Ginsburg noted that in “most hospitals in Louisiana,” in order to get admitting privileges, you have to have admitted a threshold number of patients.

“Abortion providers,” she said, if they are not doing obstetrics and gynecology, wouldn’t qualify because “their patients don’t go to the hospital.”

Ginsburg then pivoted to the district court’s finding that a transfer to a hospital was required “far less than once a year, or less than one per several thousand patients.”

“Most of the people who get abortions never have any need to go to a hospital, isn’t that so?” she asked.

Murrill responded by saying that clinics often don’t know how many women ultimately suffer complications because they don’t follow up with the women.

Ginsburg dug in again after Kagan had pushed Murrill on the same topic.

“You don’t dispute,” Ginsburg said, “that among medical procedures, first-trimester abortion is among the safest, far safer than childbirth.”

When Jeff Wall, the Principal deputy Solicitor General, began his opening soliloquy, Ginsburg stopped him short.

“What sense,” Ginsburg wanted to know, does the 30-mile requirement make? At this point she was repeating herself. “I think everybody agrees that the most likely place the woman will be if she needs to be in a hospital, she’ll be at home.”

Ginsburg seemed stunned that Wall didn’t understand how a complication could play out. “She’s not going to be at the clinic,” she said.

Wall conceded “that’s often true,” but he pointed out the record in the case revealed that it’s sometimes “not true.” One of the doctors in the case testified that “on occasion,” he had a patient who needs immediate hospitalization.

But then Ginsburg pressed him on medication abortion – “when you go to the clinic just to take two pills and go home.”

Wall responded: “If you develop a complication at home, it’s not clear that you won’t call the clinic and say to your doctor, ‘I’m having a problem,’ and your doctor will say, ‘Then go to the following hospital where I have privileges, I’ll meet you there.’”

She looked less than convinced.

After an hour, Ginsburg had done what she could to defeat a law that she already voted to block on a preliminary basis last year.
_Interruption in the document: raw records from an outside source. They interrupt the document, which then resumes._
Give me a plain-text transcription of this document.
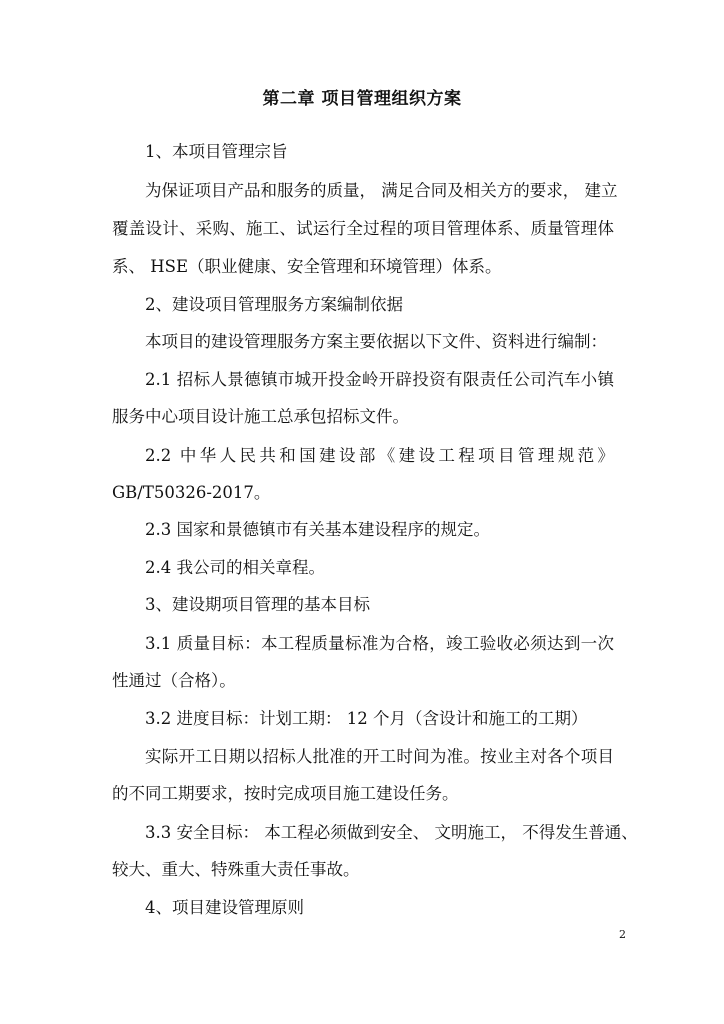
第二章 项目管理组织方案
1、本项目管理宗旨
为保证项目产品和服务的质量， 满足合同及相关方的要求， 建立
覆盖设计、采购、施工、试运行全过程的项目管理体系、质量管理体
系、 HSE（职业健康、安全管理和环境管理）体系。
2、建设项目管理服务方案编制依据
本项目的建设管理服务方案主要依据以下文件、资料进行编制：
2.1 招标人景德镇市城开投金岭开辟投资有限责任公司汽车小镇
服务中心项目设计施工总承包招标文件。
2.2 中华人民共和国建设部《建设工程项目管理规范》
GB/T50326-2017。
2.3 国家和景德镇市有关基本建设程序的规定。
2.4 我公司的相关章程。
3、建设期项目管理的基本目标
3.1 质量目标：本工程质量标准为合格，竣工验收必须达到一次
性通过（合格）。
3.2 进度目标：计划工期： 12 个月（含设计和施工的工期）
实际开工日期以招标人批准的开工时间为准。按业主对各个项目
的不同工期要求，按时完成项目施工建设任务。
3.3 安全目标： 本工程必须做到安全、 文明施工， 不得发生普通、
较大、重大、特殊重大责任事故。
4、项目建设管理原则
2
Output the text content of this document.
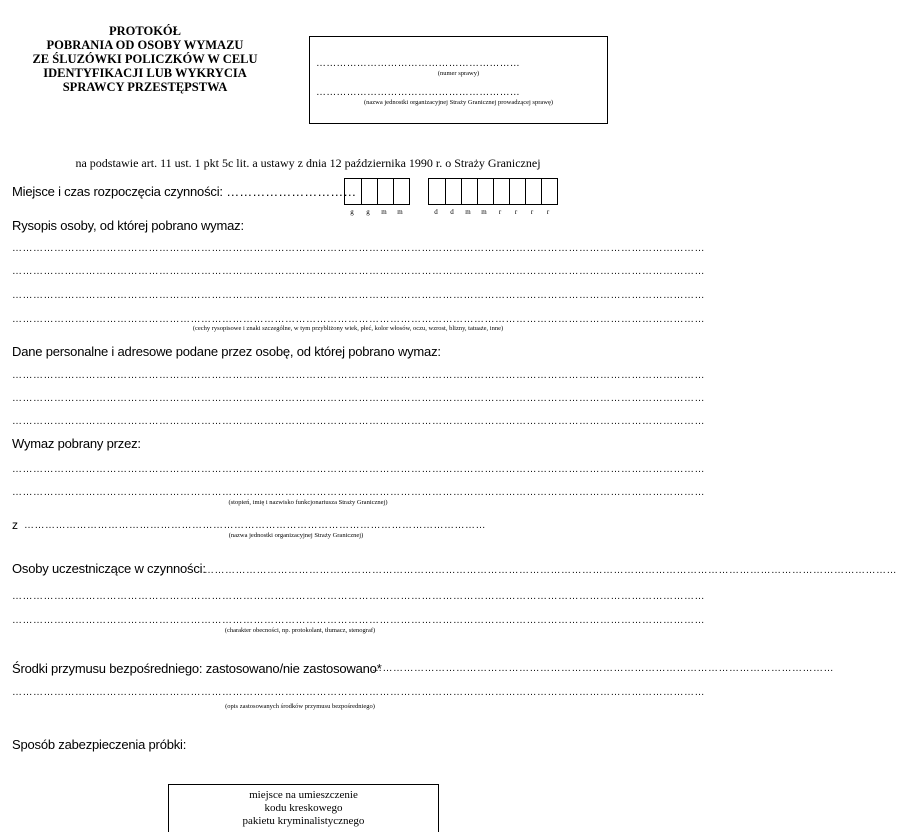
PROTOKÓŁ
POBRANIA OD OSOBY WYMAZU
ZE ŚLUZÓWKI POLICZKÓW W CELU
IDENTYFIKACJI LUB WYKRYCIA
SPRAWCY PRZESTĘPSTWA
……………………………………………………
(numer sprawy)
……………………………………………………
(nazwa jednostki organizacyjnej Straży Granicznej prowadzącej sprawę)
na podstawie art. 11 ust. 1 pkt 5c lit. a ustawy z dnia 12 października 1990 r. o Straży Granicznej
Miejsce i czas rozpoczęcia czynności: …………………………
g	g	m	m	d	d	m	m	r	r	r	r
Rysopis osoby, od której pobrano wymaz:
………………………………………………………………………………………………………………………………………………………………………………
………………………………………………………………………………………………………………………………………………………………………………
………………………………………………………………………………………………………………………………………………………………………………
………………………………………………………………………………………………………………………………………………………………………………
(cechy rysopisowe i znaki szczególne, w tym przybliżony wiek, płeć, kolor włosów, oczu, wzrost, blizny, tatuaże, inne)
Dane personalne i adresowe podane przez osobę, od której pobrano wymaz:
………………………………………………………………………………………………………………………………………………………………………………
………………………………………………………………………………………………………………………………………………………………………………
………………………………………………………………………………………………………………………………………………………………………………
Wymaz pobrany przez:
………………………………………………………………………………………………………………………………………………………………………………
………………………………………………………………………………………………………………………………………………………………………………
(stopień, imię i nazwisko funkcjonariusza Straży Granicznej)
z ……………………………………………………………………………………………………………………
(nazwa jednostki organizacyjnej Straży Granicznej)
Osoby uczestniczące w czynności:
………………………………………………………………………………………………………………………………………………………………………………
………………………………………………………………………………………………………………………………………………………………………………
………………………………………………………………………………………………………………………………………………………………………………
(charakter obecności, np. protokolant, tłumacz, stenograf)
Środki przymusu bezpośredniego: zastosowano/nie zastosowano*
……………………………………………………………………………………………………………………
………………………………………………………………………………………………………………………………………………………………………………
(opis zastosowanych środków przymusu bezpośredniego)
Sposób zabezpieczenia próbki:
miejsce na umieszczenie
kodu kreskowego
pakietu kryminalistycznego
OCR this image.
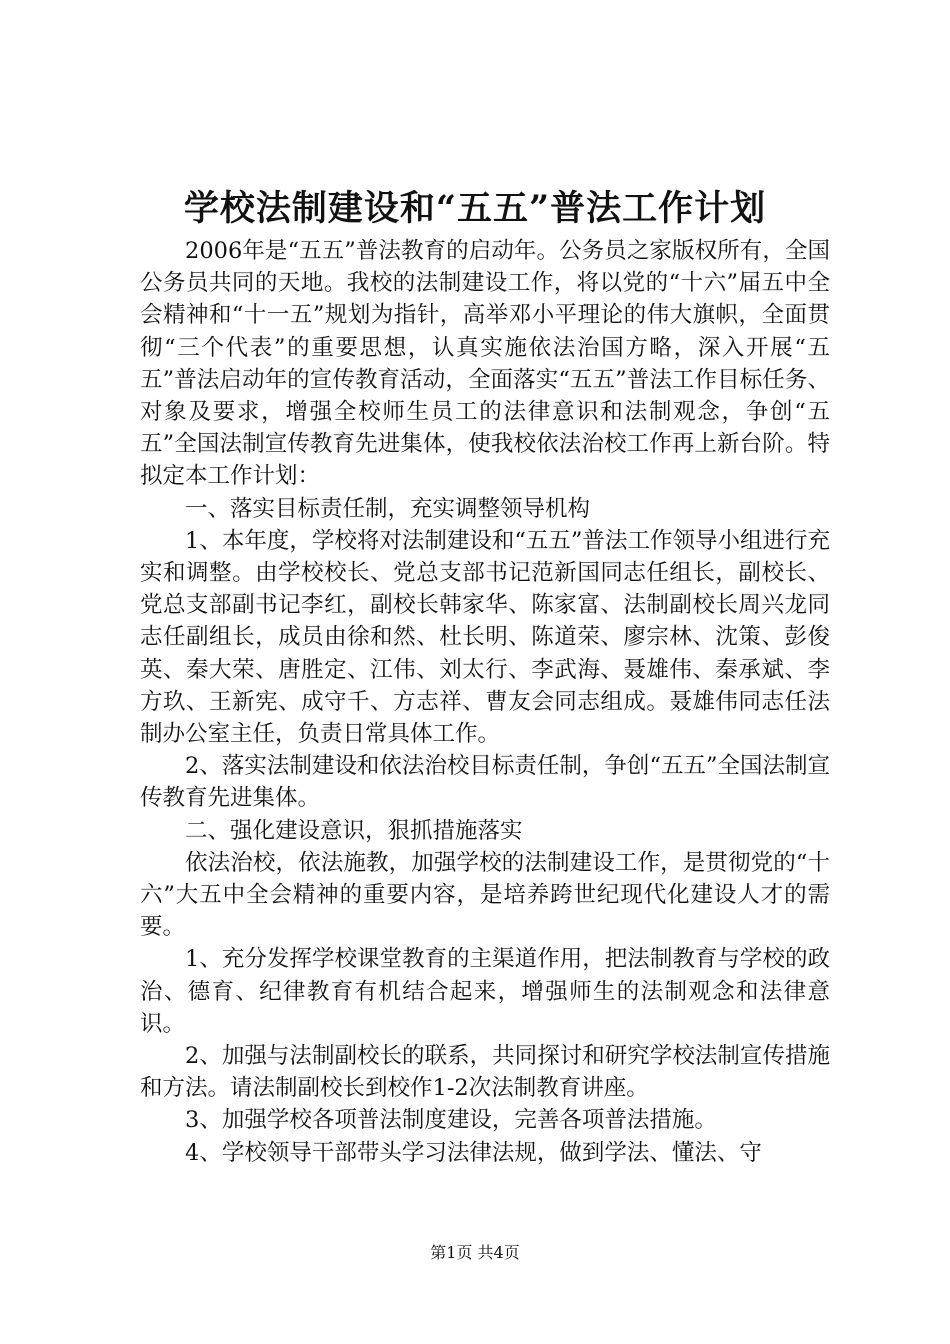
学校法制建设和“五五”普法工作计划

2006年是“五五”普法教育的启动年。公务员之家版权所有，全国公务员共同的天地。我校的法制建设工作，将以党的“十六”届五中全会精神和“十一五”规划为指针，高举邓小平理论的伟大旗帜，全面贯彻“三个代表”的重要思想，认真实施依法治国方略，深入开展“五五”普法启动年的宣传教育活动，全面落实“五五”普法工作目标任务、对象及要求，增强全校师生员工的法律意识和法制观念，争创“五五”全国法制宣传教育先进集体，使我校依法治校工作再上新台阶。特拟定本工作计划：

一、落实目标责任制，充实调整领导机构

1、本年度，学校将对法制建设和“五五”普法工作领导小组进行充实和调整。由学校校长、党总支部书记范新国同志任组长，副校长、党总支部副书记李红，副校长韩家华、陈家富、法制副校长周兴龙同志任副组长，成员由徐和然、杜长明、陈道荣、廖宗林、沈策、彭俊英、秦大荣、唐胜定、江伟、刘太行、李武海、聂雄伟、秦承斌、李方玖、王新宪、成守千、方志祥、曹友会同志组成。聂雄伟同志任法制办公室主任，负责日常具体工作。

2、落实法制建设和依法治校目标责任制，争创“五五”全国法制宣传教育先进集体。

二、强化建设意识，狠抓措施落实

依法治校，依法施教，加强学校的法制建设工作，是贯彻党的“十六”大五中全会精神的重要内容，是培养跨世纪现代化建设人才的需要。

1、充分发挥学校课堂教育的主渠道作用，把法制教育与学校的政治、德育、纪律教育有机结合起来，增强师生的法制观念和法律意识。

2、加强与法制副校长的联系，共同探讨和研究学校法制宣传措施和方法。请法制副校长到校作1-2次法制教育讲座。

3、加强学校各项普法制度建设，完善各项普法措施。

4、学校领导干部带头学习法律法规，做到学法、懂法、守

第1页 共4页
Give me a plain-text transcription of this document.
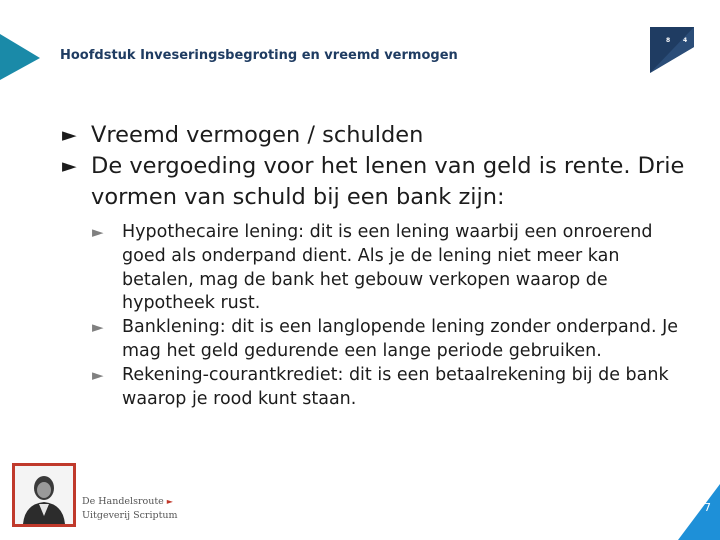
Hoofdstuk Inveseringsbegroting en vreemd vermogen
8 4
► Vreemd vermogen / schulden
► De vergoeding voor het lenen van geld is rente. Drie vormen van schuld bij een bank zijn:
► Hypothecaire lening: dit is een lening waarbij een onroerend goed als onderpand dient. Als je de lening niet meer kan betalen, mag de bank het gebouw verkopen waarop de hypotheek rust.
► Banklening: dit is een langlopende lening zonder onderpand. Je mag het geld gedurende een lange periode gebruiken.
► Rekening-courantkrediet: dit is een betaalrekening bij de bank waarop je rood kunt staan.
De Handelsroute ►
Uitgeverij Scriptum
7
She came into arguments knowing that four of the justices, back then, would have allowed the law to go into effect. Chief Justice John Roberts sided with the liberals, but it may have only been to give the Court more time to issue a reasoned opinion.

What she didn’t say in Court, but what she often says in public appearances, is that restrictive abortion laws are likely to have a disproportionate impact on women without the means to travel longer distances to obtain the procedure.

Ginsburg knows that if Louisiana prevails in the case, it will embolden other states to pass similar laws.